Isolation of T cells and cultures
Circulating mononuclear cell fractions were isolated from blood samples by Ficoll-Hypaque density sedimentation, as already described (18), and depleted of monocytes by adhesion to plastic tissue-culture flasks coated with autologous serum (1 h, 37 °C). B lymphocytes and residual phagocytic cells were removed by absorption to a prewarmed nylon wool column (1 h, 37 °C). The resulting T cell preparations were phenotyped by flow cytometry and shown to contain <3% contaminating B or natural killer (NK) cells (19) and consisted of >96% CD3-positive cells with <1.0% surface immunoglobulin M (B cells)-, CD16 (NK cells)-, and CD14 (monocytes)-positive contaminating cells. Cell viability was >95%, as estimated by trypan blue exclusion.
Flow cytometry analysis
Freshly separated T cells (1 x 106 lymphocytes/mL) were resuspended in phosphate-buffered saline (PBS) and labeled with fluorescein isothiocyanate (FITC)conjugated anti-TCR-/ß or with anti-CD28 antibodies (Becton Dickinson, Montreal, Canada). After being washed, the secondary antibody conjugated to FITC was added for another 30 min. T cell apoptosis was determined by FITC-conjugated Annexin-V and propidium iodide (5 µL/mL of a 50 µg/mL stock solution; Sigma-Aldrich, St Louis, MO) staining for 30 min at 4 °C in the dark. Binding buffer was added to each tube, and cells were analyzed immediately by flow cytometry (FACScalibur; Becton Dickinson, Montreal, Canada) as already described (20). Data were expressed as the percentage of Annexin positive T cells relative to propidium iodide negative T cells.
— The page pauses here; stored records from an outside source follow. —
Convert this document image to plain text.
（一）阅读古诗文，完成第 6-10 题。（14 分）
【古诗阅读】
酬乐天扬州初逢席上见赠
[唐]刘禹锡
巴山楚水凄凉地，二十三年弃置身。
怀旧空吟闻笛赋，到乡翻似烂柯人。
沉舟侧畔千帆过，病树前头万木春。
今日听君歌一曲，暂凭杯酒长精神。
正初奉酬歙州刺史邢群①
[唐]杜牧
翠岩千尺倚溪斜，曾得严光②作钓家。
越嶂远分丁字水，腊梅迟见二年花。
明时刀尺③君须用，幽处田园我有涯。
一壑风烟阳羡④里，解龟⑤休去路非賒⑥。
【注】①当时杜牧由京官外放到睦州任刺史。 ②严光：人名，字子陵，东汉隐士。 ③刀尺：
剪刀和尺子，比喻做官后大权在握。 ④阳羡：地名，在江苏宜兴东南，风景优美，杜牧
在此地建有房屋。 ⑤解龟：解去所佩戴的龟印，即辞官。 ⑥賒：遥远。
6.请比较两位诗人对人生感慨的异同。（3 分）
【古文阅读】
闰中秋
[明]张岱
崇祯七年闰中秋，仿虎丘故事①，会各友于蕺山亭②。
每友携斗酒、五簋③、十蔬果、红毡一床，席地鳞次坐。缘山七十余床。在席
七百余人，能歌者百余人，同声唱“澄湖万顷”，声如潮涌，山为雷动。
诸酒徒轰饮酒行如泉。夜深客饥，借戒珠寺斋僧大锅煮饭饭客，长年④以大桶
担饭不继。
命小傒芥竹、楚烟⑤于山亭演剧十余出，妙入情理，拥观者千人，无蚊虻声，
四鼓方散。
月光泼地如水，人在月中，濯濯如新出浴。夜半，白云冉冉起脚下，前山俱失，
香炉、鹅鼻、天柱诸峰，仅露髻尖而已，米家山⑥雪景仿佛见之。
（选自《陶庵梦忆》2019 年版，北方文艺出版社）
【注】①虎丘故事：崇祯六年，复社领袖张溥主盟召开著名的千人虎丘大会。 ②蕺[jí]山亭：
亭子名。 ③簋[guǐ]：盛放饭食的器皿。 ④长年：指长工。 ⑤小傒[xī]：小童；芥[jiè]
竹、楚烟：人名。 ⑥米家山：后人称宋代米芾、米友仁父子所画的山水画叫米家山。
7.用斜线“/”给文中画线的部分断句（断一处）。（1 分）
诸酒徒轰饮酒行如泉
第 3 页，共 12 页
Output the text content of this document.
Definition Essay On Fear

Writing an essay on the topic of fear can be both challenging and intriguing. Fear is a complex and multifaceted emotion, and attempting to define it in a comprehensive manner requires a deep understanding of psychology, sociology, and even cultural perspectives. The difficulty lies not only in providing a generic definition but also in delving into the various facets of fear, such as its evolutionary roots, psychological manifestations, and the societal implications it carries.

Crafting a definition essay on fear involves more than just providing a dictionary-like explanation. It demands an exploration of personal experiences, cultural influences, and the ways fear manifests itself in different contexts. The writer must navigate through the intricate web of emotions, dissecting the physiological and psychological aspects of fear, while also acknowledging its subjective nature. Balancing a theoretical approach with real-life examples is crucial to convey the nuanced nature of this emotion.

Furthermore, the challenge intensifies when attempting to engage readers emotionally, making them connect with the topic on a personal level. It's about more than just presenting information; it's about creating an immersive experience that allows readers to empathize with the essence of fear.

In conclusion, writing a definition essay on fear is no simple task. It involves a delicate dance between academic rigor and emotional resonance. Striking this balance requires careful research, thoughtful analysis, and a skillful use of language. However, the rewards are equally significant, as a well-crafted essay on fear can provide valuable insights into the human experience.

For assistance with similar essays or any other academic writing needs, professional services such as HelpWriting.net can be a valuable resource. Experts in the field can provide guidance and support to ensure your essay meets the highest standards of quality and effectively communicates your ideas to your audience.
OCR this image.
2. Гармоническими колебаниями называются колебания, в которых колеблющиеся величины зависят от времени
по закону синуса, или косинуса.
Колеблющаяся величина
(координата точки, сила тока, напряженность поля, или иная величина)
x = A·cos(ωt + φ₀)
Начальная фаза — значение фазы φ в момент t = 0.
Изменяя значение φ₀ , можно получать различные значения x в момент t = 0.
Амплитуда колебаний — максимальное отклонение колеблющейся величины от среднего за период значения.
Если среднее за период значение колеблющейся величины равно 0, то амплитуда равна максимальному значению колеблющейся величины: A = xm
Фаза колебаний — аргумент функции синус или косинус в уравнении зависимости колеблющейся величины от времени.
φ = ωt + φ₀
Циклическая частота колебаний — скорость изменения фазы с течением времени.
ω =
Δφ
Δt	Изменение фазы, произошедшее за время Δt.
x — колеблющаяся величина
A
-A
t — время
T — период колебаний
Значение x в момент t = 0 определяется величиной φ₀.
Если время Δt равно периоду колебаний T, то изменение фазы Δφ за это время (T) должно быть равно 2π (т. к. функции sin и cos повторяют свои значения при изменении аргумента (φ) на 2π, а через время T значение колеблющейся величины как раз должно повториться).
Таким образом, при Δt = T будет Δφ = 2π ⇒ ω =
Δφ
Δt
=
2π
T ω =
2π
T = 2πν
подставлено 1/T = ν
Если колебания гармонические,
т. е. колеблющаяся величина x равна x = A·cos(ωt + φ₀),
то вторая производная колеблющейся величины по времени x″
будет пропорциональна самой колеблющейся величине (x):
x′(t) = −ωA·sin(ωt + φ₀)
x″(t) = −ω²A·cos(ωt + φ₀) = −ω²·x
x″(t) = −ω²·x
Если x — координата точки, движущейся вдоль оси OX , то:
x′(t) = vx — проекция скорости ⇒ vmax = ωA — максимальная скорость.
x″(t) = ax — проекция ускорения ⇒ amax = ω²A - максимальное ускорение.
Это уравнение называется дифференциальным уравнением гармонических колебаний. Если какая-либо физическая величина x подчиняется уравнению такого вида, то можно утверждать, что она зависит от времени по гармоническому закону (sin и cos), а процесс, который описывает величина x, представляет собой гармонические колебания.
Ex vivo T cell stimulation
Freshly prepared T cells were kept for 1 h in RPMI medium at 37 °C. Peripheral blood lymphocytes (2 x 105 cells/mL) were cultured in triplicate for up to 96 h, and T cell proliferation in response to exposure to anti-CD3 mAb (Leu-4, 5 µg/mL, clone UCHT-1; Sigma-Aldrich), with or without anti-CD28 (5 µg/mL, clone 28.2; Becton Dickinson, Montreal, QC), was determined by [3H]thymidine incorporation as previously described (21). Control cells (20 x106 lymphocytes) were left untreated.
Western blotting
Proteins (20 µg) from total cell lysates were diluted in Laemmli buffer containing DL-dithiothreitol, heated in a boiling water bath for 5 min, spun for 5 min (16 000 x g), resolved by sodium dodecyl sulfate polyacrylamide gel electrophoresis under reducing conditions (10% acrylamide gels), and transferred to nitrocellulose membranes (Amersham, Baie d'Urfé, Canada). Membranes were treated for 1 h at room temperature with tris-buffered saline (20 mmol tris/L, 137 mmol NaCl/L; pH 7.6) containing 0.1% (by vol) Tween 20 and a solution of 5% (wt:vol) skim milk powder, followed by incubation with the relevant antibodies: anti-phosphotyrosine (1:1000, clone 4G10; Upstate Biotechnology, Lake Placid, NY), anti-pLAT (1:1000, Tyr 226; Upstate Biotechnology), anti-p42/44 MAPK 1/2 (1:1000; Santa Cruz Biotechnology, Santa Cruz, CA), anti-pAkt (1:500, Santa Cruz), or anti-p38 (1:2000, Santa Cruz) (19). Membranes were placed on a rotary end-over-end mixer and incubated overnight at 4 °C under constant rotary movement and then washed. The corresponding secondary antibody conjugated to horseradish peroxidase (Chemicon International, Temecula, CA) was added (1:2000) for 1 h. Membranes were then washed, and the proteins indicated enhanced chemiluminescence (Amersham). Densitometric analyses were performed with an image analyzer (Chemigenius2 Bio Imaging System; Syngene, Frederick, MD).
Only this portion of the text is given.